We took matters into our own hands and created the test cases ourselves. The test engineers, with help from developers, would enable the InputRecorder, open the target app, and use it as they normally would. They would then write down all the behaviors they initiated during the test creation process. Once they were finished, they would compare their list of behaviors to the list that the Surf to Earn SDK detected. If there were missing behaviors in the list, they were manually added.
Rewrite
After creating tests, the actual rewrite process was fairly straightforward:
- Take the good parts of the old code base.
- Remove the bad parts.
- Plug the good parts into a new simplified architecture.
- Run the tests and fix the code until all the tests pass.
- Test manually.
- If manual tests fail, record a new test case of that manual run and fix the code.
- Repeat step 5 until manual tests do not fail.
Release
Fortunately, the Play Store has great support for canary releases that we used in our release process. We decided early on to issue a release after rewriting one target app. This made it easier to track the metrics and react if we saw any regressions. We first released the update to five percent of our members and tracked the business critical metrics defined earlier. From there, it was easy to decide whether to halt the release or increase the rollout percentage.
Results
It took us almost a year to rewrite all the behavior detection-related subsystems. However, we weren’t rewriting all the time.
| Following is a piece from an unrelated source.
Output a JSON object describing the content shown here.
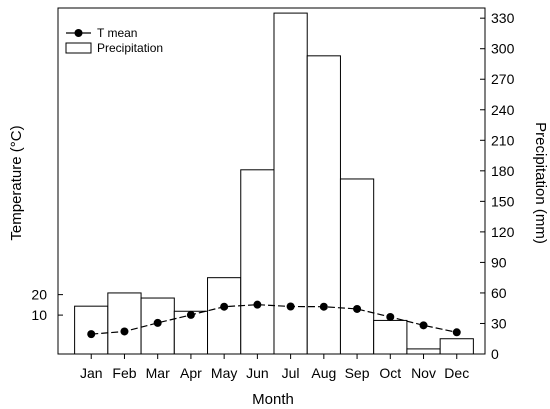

At the same time, we were able to implement new features and add detection for previously unsupported behaviors. and . As a result, our year-over-year per-day behavior counts grew by a jaw-dropping 40%. And the cherry on top? Our automated test creation process gave us the confidence we needed to release new code with ease.
But did we actually succeed in making the code base “cleaner” and easier to maintain? Well, that’s a tough question to answer, as there is no standardized way to measure the maintainability of a code base. We decided to use a static code analyzer for Kotlin called Detekt that outputs certain metrics about code.
Even though we use this static code analyzer, we are open to other methods of measuring code maintainability.
Overall, the rewrite process was a huge success for our team. We were able to improve the SDK’s collection of behavior and our confidence in our ability to update the code. Furthermore, we were able to reduce the time to resolve bugs and implement new features to a fraction of what it used to be. This translates to faster development cycles and a more efficient workflow. he codebase itself also underwent significant improvements, with a 41% reduction in LOC, a 35% reduction in cyclomatic complexity, and a 56% reduction in cognitive complexity. While this is not a definitive way to measure code maintainability, these improvements give us a good indication that we’ve made our codebase cleaner and easier to maintain. Overall, the rewrite process was challenging, but a rewarding journey that has set our team up for future success.
Despite the success of our rewrite project, it is always good to keep in mind that paying tech debt is a difficult and a time-consuming task. If it is not done properly, the risk of regressions is high. However, when approached with a clear plan that identifies the risks and rewards and establishes a safe testing environment, a rewrite can pay dividends.